PFLANZE DES MONATS MAI (2018)
Giersch
Doldenblütler
Aegopodium podagraria, Apiaceae
Giersch-Blatt Foto: privat
Beim Giersch oder Geißfuß scheiden sich die Geister! Den meisten Gärtnern ist er regelrecht verhasst und sie scheuen sich nicht, dem ungeliebten Gartengast mit der chemischen Keule zu begegnen. Giersch macht seinem schlechten Ruf durchaus Ehre. Er gedeiht sowohl in der Sonne, wie auch im Schatten und daß auf jedem Boden. Seine Wurzeln sind so brüchig wie Glas und aus jedem kleinsten Wurzelstückchen wächst binnen kürzester Zeit eine neue Pflanze. Er ist so vital, daß er, einmal da, nicht wieder wegzukriegen ist. So kann jedes Gierschpflänzchen über unterirdische Ausläufer bis zu 3 Quadratmeter Boden pro Jahr erobern. Durch diese Wuchsfreudigkeit erstickt und überwuchert er benachbarte Pflanzen so daß diese wenig Chancen haben. Jürgen Dahl, ein passionierter Naturgärtner, rät dazu den betroffenen Bereich mit schwarzer Folie abzudecken, und diese mindestens eine Jahr dort zu belassen.
Andere Naturliebhaber freuen sich über das üppig nachwachsende Wildgemüse, das zu den Schmackhaftesten überhaupt, gehört. Die jungen hellgrünen Blätter besitzen einen zart-aromatischen Geschmack und eignen sich sehr gut zu Wildkräutersalaten, oder kleingeschnitten als Würzkraut im normalen grünen Salat. Ihr Geschmack erinnert an Petersilie und wird im Laufe des Sommers immer intensiver.
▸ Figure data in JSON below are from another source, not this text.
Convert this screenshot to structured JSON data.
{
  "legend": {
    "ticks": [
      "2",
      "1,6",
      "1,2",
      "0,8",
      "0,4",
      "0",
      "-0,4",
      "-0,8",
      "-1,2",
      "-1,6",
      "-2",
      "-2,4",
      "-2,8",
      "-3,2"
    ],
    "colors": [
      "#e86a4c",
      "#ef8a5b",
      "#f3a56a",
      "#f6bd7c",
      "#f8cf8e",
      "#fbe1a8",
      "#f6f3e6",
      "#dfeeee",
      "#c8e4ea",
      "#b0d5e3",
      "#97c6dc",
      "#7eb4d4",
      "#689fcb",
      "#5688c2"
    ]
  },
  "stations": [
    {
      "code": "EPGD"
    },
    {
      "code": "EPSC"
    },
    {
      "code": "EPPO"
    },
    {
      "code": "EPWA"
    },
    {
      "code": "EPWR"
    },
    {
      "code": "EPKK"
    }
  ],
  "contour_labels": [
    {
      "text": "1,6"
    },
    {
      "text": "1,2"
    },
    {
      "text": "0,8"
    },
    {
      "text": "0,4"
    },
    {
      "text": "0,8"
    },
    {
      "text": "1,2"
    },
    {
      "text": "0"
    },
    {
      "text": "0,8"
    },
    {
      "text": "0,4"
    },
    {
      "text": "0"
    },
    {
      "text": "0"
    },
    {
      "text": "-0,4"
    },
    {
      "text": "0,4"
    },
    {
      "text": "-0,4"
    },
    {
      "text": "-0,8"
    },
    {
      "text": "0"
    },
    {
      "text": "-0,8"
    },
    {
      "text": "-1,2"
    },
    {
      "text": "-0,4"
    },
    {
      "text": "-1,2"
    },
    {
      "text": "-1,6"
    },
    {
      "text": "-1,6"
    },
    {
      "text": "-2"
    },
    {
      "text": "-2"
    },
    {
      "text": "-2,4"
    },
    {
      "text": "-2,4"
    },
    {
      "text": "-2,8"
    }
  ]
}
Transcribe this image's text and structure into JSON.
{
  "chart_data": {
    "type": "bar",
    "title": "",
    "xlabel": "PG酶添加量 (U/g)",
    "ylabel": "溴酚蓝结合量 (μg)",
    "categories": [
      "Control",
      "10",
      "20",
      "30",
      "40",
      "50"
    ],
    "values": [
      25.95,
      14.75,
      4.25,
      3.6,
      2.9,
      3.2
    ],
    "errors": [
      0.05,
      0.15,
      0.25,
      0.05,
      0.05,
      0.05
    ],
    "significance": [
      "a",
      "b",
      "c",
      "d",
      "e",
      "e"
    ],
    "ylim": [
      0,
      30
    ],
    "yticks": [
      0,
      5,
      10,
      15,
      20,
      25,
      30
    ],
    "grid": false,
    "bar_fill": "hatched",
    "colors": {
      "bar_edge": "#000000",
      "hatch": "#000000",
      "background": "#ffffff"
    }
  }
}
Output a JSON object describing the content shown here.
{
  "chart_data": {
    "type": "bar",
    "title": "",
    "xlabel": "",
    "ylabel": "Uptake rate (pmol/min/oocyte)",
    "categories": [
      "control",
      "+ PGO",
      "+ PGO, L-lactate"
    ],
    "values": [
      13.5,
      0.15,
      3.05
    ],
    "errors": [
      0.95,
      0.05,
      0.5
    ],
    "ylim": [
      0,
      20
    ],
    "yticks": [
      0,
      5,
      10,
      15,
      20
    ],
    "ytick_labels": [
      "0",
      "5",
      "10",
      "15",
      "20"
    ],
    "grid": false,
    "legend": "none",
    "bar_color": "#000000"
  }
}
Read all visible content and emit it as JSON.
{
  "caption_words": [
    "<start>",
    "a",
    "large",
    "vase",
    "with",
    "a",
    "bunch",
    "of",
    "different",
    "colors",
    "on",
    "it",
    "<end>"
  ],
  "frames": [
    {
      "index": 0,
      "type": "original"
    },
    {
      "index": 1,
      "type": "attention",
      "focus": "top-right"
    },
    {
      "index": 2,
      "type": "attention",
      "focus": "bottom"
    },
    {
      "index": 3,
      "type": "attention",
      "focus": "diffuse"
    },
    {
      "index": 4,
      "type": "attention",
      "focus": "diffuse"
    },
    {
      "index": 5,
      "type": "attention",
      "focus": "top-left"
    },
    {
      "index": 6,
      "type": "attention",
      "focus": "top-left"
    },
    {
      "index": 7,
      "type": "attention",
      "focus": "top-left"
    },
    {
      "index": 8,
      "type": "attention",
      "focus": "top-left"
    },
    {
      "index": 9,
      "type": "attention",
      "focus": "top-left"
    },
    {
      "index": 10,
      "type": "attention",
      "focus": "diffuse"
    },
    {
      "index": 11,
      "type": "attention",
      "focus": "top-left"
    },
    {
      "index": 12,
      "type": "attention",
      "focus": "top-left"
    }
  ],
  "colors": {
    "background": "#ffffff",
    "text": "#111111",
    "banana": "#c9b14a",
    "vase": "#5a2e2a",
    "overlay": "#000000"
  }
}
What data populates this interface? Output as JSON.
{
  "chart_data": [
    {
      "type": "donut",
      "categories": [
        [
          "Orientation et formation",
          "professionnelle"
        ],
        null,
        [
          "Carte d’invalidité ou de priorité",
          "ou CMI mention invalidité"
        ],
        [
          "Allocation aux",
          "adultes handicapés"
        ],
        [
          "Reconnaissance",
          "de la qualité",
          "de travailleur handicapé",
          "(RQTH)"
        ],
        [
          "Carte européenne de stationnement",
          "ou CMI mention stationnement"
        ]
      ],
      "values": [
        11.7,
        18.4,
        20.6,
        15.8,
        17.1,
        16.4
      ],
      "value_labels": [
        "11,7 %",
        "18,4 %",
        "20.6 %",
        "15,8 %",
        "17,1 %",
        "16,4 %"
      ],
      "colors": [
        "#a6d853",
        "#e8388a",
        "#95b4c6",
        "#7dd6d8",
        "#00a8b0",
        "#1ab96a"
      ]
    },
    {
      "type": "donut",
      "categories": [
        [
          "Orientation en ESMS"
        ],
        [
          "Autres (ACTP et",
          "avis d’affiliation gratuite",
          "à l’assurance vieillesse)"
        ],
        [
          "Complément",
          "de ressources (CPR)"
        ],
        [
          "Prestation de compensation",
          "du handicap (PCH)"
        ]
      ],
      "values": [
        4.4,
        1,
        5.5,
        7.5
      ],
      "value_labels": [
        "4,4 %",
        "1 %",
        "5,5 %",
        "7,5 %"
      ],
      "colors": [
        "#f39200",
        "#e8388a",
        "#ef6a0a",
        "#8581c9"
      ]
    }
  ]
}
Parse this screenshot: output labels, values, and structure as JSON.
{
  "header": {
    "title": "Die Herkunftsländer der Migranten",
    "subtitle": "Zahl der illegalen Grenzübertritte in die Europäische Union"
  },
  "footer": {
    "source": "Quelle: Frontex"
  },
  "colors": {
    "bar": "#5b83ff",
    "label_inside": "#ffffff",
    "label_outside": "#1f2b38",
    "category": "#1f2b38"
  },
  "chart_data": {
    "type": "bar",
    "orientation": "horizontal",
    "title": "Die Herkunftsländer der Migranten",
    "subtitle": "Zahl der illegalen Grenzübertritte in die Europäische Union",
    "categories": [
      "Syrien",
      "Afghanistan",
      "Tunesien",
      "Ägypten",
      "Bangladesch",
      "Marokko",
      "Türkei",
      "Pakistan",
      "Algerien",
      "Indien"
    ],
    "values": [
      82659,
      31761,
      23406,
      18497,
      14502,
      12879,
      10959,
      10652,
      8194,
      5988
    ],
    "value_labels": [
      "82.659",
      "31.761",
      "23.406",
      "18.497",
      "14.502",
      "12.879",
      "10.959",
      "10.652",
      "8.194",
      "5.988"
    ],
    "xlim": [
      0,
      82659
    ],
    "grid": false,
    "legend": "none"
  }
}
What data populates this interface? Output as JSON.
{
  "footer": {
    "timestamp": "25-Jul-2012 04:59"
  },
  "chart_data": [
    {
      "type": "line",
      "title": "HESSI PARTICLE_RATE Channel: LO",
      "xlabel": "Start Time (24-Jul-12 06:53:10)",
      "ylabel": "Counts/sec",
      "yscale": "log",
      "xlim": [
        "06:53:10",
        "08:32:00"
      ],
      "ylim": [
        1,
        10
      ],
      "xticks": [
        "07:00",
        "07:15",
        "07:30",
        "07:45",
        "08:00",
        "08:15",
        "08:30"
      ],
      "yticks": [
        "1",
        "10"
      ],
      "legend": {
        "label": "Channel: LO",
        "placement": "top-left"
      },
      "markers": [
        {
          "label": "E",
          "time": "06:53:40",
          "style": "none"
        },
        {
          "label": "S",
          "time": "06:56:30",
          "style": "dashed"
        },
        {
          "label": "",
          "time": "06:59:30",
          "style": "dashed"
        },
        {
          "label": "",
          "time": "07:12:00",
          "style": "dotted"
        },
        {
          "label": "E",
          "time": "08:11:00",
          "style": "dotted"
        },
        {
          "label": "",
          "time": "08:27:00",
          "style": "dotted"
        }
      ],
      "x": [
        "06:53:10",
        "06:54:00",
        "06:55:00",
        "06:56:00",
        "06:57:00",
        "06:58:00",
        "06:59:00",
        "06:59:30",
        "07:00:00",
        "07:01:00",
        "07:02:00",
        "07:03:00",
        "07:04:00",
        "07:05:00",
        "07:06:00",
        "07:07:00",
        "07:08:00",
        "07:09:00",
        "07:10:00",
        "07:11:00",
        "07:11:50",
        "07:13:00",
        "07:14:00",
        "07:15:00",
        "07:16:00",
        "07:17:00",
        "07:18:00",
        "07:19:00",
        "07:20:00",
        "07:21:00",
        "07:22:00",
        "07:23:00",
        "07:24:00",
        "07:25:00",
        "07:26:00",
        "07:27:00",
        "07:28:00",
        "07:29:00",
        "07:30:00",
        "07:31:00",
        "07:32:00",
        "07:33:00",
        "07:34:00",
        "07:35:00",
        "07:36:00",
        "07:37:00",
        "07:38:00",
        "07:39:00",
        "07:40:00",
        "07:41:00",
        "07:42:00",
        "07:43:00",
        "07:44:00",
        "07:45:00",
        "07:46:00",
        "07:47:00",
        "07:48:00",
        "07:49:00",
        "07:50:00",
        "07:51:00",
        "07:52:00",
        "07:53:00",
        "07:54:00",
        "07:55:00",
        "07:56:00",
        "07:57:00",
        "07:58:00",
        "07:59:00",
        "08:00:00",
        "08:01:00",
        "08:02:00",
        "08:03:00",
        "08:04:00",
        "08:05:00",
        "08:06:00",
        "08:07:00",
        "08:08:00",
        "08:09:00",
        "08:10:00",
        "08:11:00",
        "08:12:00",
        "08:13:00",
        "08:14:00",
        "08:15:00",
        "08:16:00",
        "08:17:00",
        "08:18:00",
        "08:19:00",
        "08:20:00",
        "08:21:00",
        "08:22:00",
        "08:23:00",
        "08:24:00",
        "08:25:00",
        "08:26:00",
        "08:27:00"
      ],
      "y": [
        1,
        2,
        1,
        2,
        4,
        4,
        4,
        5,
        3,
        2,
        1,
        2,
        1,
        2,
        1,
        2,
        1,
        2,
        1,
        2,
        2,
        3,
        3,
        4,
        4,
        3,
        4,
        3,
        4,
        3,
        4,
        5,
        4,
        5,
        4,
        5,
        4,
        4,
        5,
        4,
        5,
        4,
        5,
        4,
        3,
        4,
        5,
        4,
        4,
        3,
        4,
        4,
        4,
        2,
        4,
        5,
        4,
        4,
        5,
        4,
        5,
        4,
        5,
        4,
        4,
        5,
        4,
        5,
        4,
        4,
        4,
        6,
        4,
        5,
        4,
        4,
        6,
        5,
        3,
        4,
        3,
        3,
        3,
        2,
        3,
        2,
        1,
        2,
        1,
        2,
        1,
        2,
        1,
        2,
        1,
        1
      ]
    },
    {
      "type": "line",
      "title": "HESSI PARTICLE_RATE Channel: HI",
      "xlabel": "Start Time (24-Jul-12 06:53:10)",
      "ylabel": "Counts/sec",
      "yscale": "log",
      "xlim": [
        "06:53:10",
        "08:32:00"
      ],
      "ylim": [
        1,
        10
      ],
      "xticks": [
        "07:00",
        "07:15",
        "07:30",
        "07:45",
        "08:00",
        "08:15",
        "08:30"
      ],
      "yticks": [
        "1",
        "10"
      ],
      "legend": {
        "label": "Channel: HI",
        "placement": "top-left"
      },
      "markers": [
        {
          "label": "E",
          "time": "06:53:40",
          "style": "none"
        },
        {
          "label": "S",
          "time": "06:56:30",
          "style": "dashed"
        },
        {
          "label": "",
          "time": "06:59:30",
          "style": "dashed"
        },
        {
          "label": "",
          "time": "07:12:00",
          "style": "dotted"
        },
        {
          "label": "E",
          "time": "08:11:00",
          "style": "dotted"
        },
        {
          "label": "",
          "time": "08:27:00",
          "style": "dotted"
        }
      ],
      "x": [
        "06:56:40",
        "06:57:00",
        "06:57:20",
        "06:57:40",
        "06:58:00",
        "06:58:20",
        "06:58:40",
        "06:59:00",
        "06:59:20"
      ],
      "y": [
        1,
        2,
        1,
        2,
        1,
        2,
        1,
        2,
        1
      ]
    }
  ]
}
Giersch ist ein Bestandteil der „Neun – Kräuter – Suppe“ die traditionelle Karfreitagssuppe. Auch für die Frankfurter Soße kann Giersch verwendet werden. Rezepte für Gierschgemüse, Kräuterfrikadellen, Omelette usw. gibt es reichlich. Selbst die schönen Blüten finden in der Küche Verwendung.
Giersch ist eine Staude und wird 50 – 100 cm hoch. Die Blüte-Zeit ist von Mai – September. Er bildet lange unterirdische Ausläufer. Sein Stängel ist 3-kantig, kahl. Die Blätter doppelt 3-zählig gefiedert, die Stängelblätter wechselständig, mit Scheiden am Stängel sitzend. Giersch-Blüten sind weiß, in zusammengesetzten Dolden ohne Hülle und Hüllchen. Die Frucht des Giersch ist länglich eiförmig, glatt, mit Rippen fadenförmig. Die Pflanze duftet nach Petersilie!
Der robuste Giersch kommt in Europa, Nordasien und Nordamerika vor.
Als Standort bevorzugt er feuchte Standorte, Waldränder, Gebüsche, Gärten.
Name
Der botanische Namen Aegopodium podagraria verweist uns an die Gicht. Der Gattungsname Aegopodium bezieht sich auf die dreizähligen, eiförmig gezähnten Blätter, die mit Hilfe von etwas Phantasie an Ziegenfüsse erinnern. Aegopodium leitet sich vom griechischen „aigos“, die Ziege, und „podos“, der Fuß ab Der lateinische Artname podagraria bedeutet „die Gicht heilend“. Podagra ist eine alte Bezeichnung für Gicht. . „Podagra“ ist eine alte Bezeichnung für Gicht.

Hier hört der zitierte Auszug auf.